É frio, tá de noite
o vento me corta tipo uma foice
jaqueta fina, calça que não serve no irmão
chinelo, sem meia,
imagina a pressão
Tô com fome e preciso levar grana pra casa
entro num fast food
mas ali só tem gente rude comendo
vai vendo
Entro
peço uns trocado
mas na mente dos cara sentado tá escrito:
"dar grana pra moleque folgado, pra quê? Não sou obrigado!"
Me sinto culpado, nem sei de que!
O recado é dado no olhar indiferente
mas, na fala, a forma é diferente
sorrisinho sem graça e hipócrita na boca:
"não tenho grana hoje, filho."
E assim eu trilho
mas só partilho
da mesma dor
com quem é da quebrada
porque, pros outro, nóis não é nada
a moeda nem é dada
mas a ideia errada é lançada:
"sustentar família errada? Vagabundo que bota criança no mundo? Não vou! Cadê o pai dessa criança?"
Ae, também faço essa cobrança!
Meu pai tá preso...
foi isso que me deixaram de herança
"Mas e a mãe?"
sei lá, meu
quem tá pedindo ajuda não é ela
sou eu!
Passo de mesa em mesa
já na certeza do não
não tenho patrão
mas tenho minhas meta
preciso sustenta meus irmão.
Tá vendo como no bagulho tenho responsa?
E você aí na desconfiança.
Jão, nem tenho tempo de estudar
nem cabeça pra pensar
que a escola é importante
o trampo na rua é maçante
Enquanto os moleque da sala têm tempo de jogar video game e fazer lição
minha mãe não tem grana pra botar um lápis e borracha na minha mão
Realidade dura e fria
o desejo de vingança em mim se cria.
Os moleque me zoando na escola
só porque vivo pedindo cola
acham que sou burro e idiota
talvez eu seja
mas minha melhora ninguém almeja.
As prof dizendo que eu tenho que ter mais esforço
umas me deixaram de reforço
umas tia até disse cheguei ao fundo do poço.
Mas ninguém nunca perguntou quais são minhas meta
ninguém chegou “ae, moleque, quais são seus sonho?”

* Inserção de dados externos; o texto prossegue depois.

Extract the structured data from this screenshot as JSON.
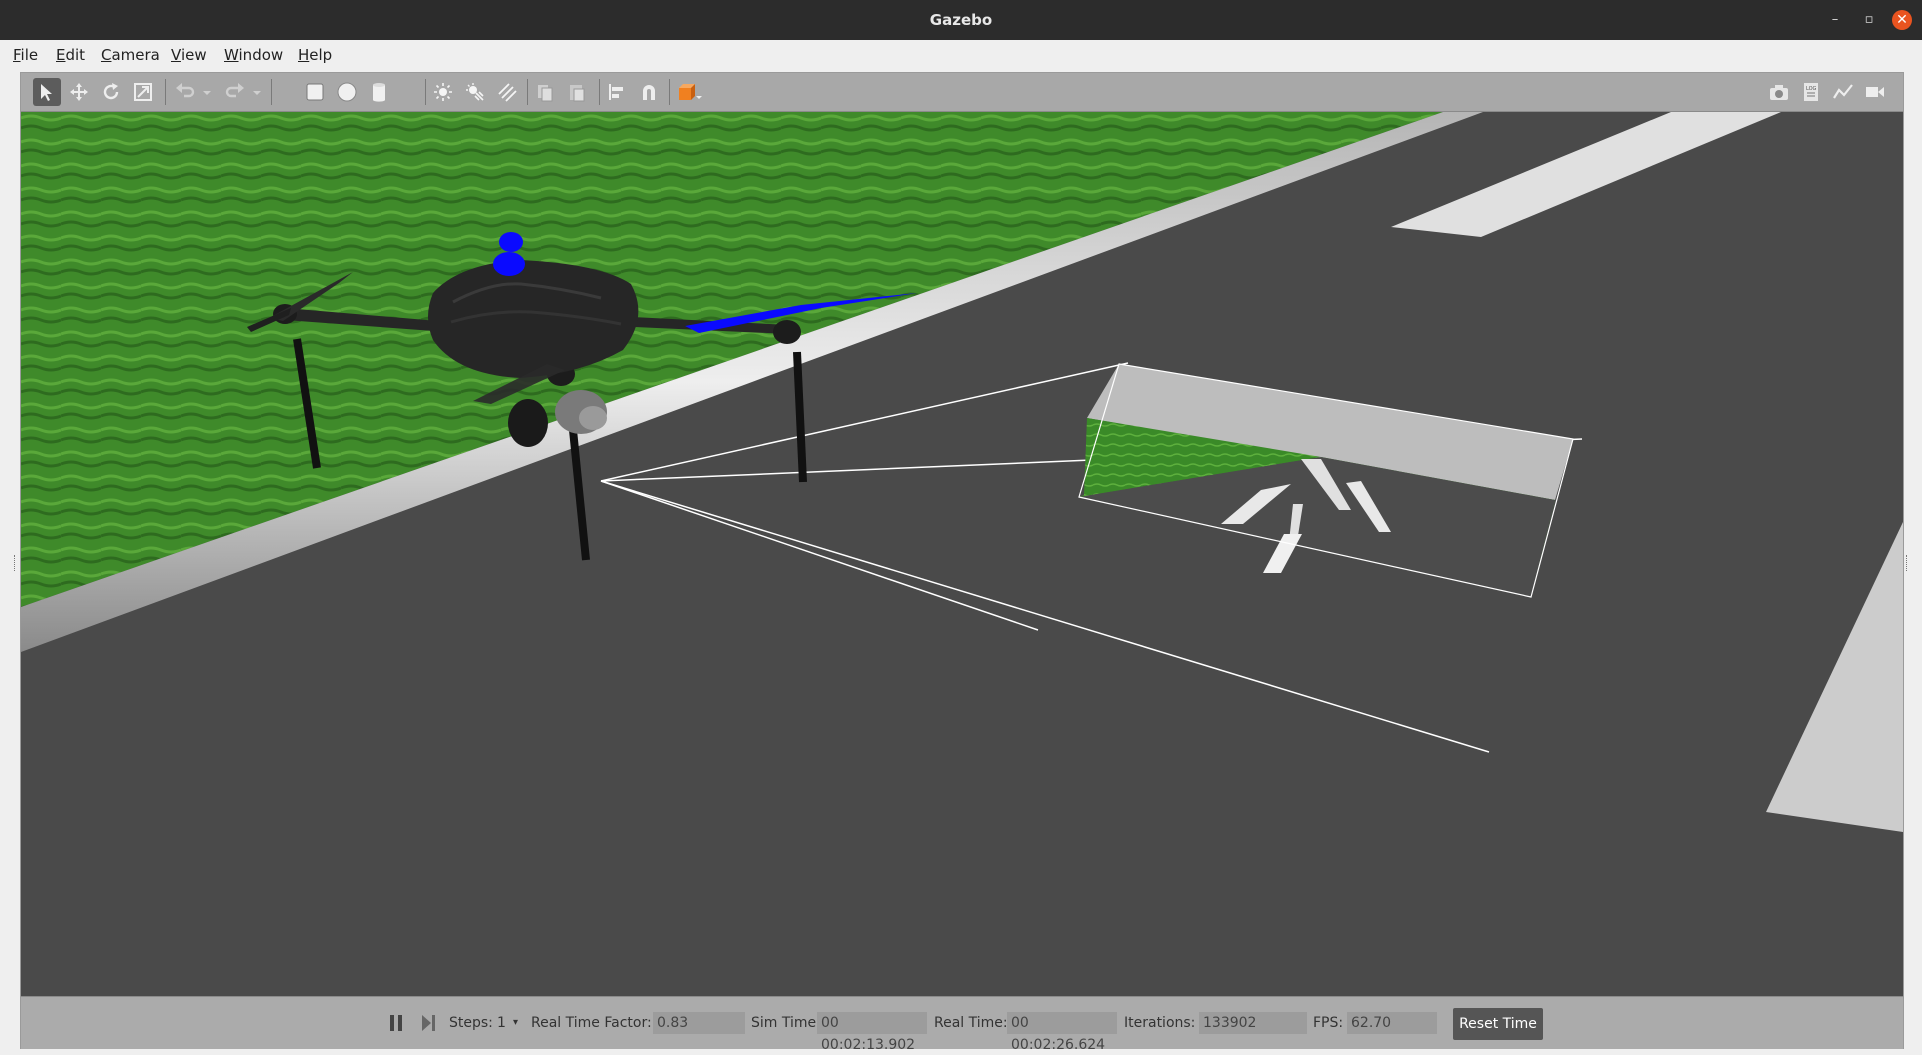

Sabia que pra sair dessa vida até uns funk componho?
Pois é, também quero andar nos pano
não é isso que dá valor ao ser humano?
Então, por isso comecei a andar com uns mano aí...
Tô fazendo coisa errada
Eu sei
Mas também queria ter tua vida de rei...
A realidade da rua convida
à conduta da intriga, da ira.
Dizem pra mim "sai dessa, é fria!"
Sair como? Minha vida nem tem poesia
E nem me venha com ladainha de meritocracia!
Qual é a tua?
Trampo vendendo bala na rua
enquanto você sai de carro pros rolê
pra você vê
não é a meritocracia que faz a gente crescê?
Então, tio,
trampo no frio, olho uns carro
vendo bala no farol
faça chuva, faça sol
tô na correria
mas a recompensa de mim se distancia!
Fala, jão, por que tô dessa?!
Fala, caraio! Como saio dessa?
Meça seu preconceito, parça
porque por nóis não há quem faça!
*
Relaxa, jão, não vou te roubar
mesmo você miguelando aí esses trocado que vai sobrar.
Quem tá roubando aqui é a sociedade
tá assaltando a infância de um menino.
E é sempre parece destino do oprimido parecer o assassino.
Quem segura a arma aqui é você, burguês da classe dominante
é o seu olhar de desprezo, arrogante
O grande inquisidor
da minha sentença
é a tua indiferença!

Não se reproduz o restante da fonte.